Le jeudi suivant, il obtint de son oncle la permission de l’accompagner à Labridun, pour voir le grand homme, le modèle du courage civil. À sa grande surprise, le modèle du courage civil, les manches retroussées, et les pieds dans de vastes sabots, arrosait ses laitues. Il fut fort étonné que son aventure eût fait du bruit, et refusa obstinément le brevet d’héroïsme que lui offrait l’admiration de Jean.

« Parlez-moi de l’homme que voilà, » dit-il à Jean, en désignant le capitaine avec son arrosoir, voilà un héros, celui-là ! » Et il se mit à raconter l’histoire du lieutenant Taragne, en ajoutant une petite circonstance, supprimée par le premier narrateur. C’était l’oncle Jean lui-même qui s’était dévoué dans cette rencontre.

À l’époque de la déroute de Philoxène, Jean savait en fait de latin et de grec ce que sait un bon élève de quatrième, c’est-à-dire pas grand’chose (ce n’était pas sa faute ni celle du maître, mais celle de la méthode vicieuse dont on use en France, de temps immémorial). Du moins il avait déjà de la lecture, et le jugement assez formé pour distinguer Ovide de Virgile, pour comprendre que la Cyropédie est un roman, que l’histoire de Quinte-Curce en est un autre, et même assez mal construit, mais que l’Anabase est un chef-d’œuvre. Il tournait assez bien les vers latins, et se débrouillait en histoire et en géographie.

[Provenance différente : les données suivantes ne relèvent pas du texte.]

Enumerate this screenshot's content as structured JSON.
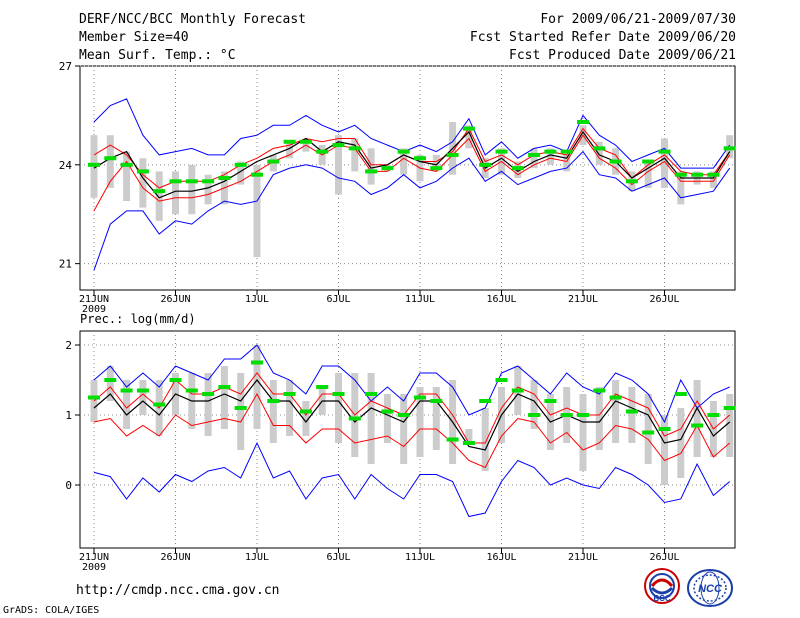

Si vous ajoutez à cela que Jean s’était pris à grandir subitement, qu’il avait la taille mince et élancée, et le visage un peu pâle, vous vous ferez une idée exacte du nouvel élève que Mme Defert présenta au principal du collège, afin qu’il fût inscrit pour la rentrée prochaine.

Monsieur le principal ne pouvait voir d’un bon œil ce produit de l’industrie sombrettique. Il ne pouvait non plus voir de mauvais œil l’héritier d’une des familles les plus riches et les plus considérées de Châtillon. Il prit donc un moyen terme, et le considéra d’un œil digne et froid par-dessus ses lunettes.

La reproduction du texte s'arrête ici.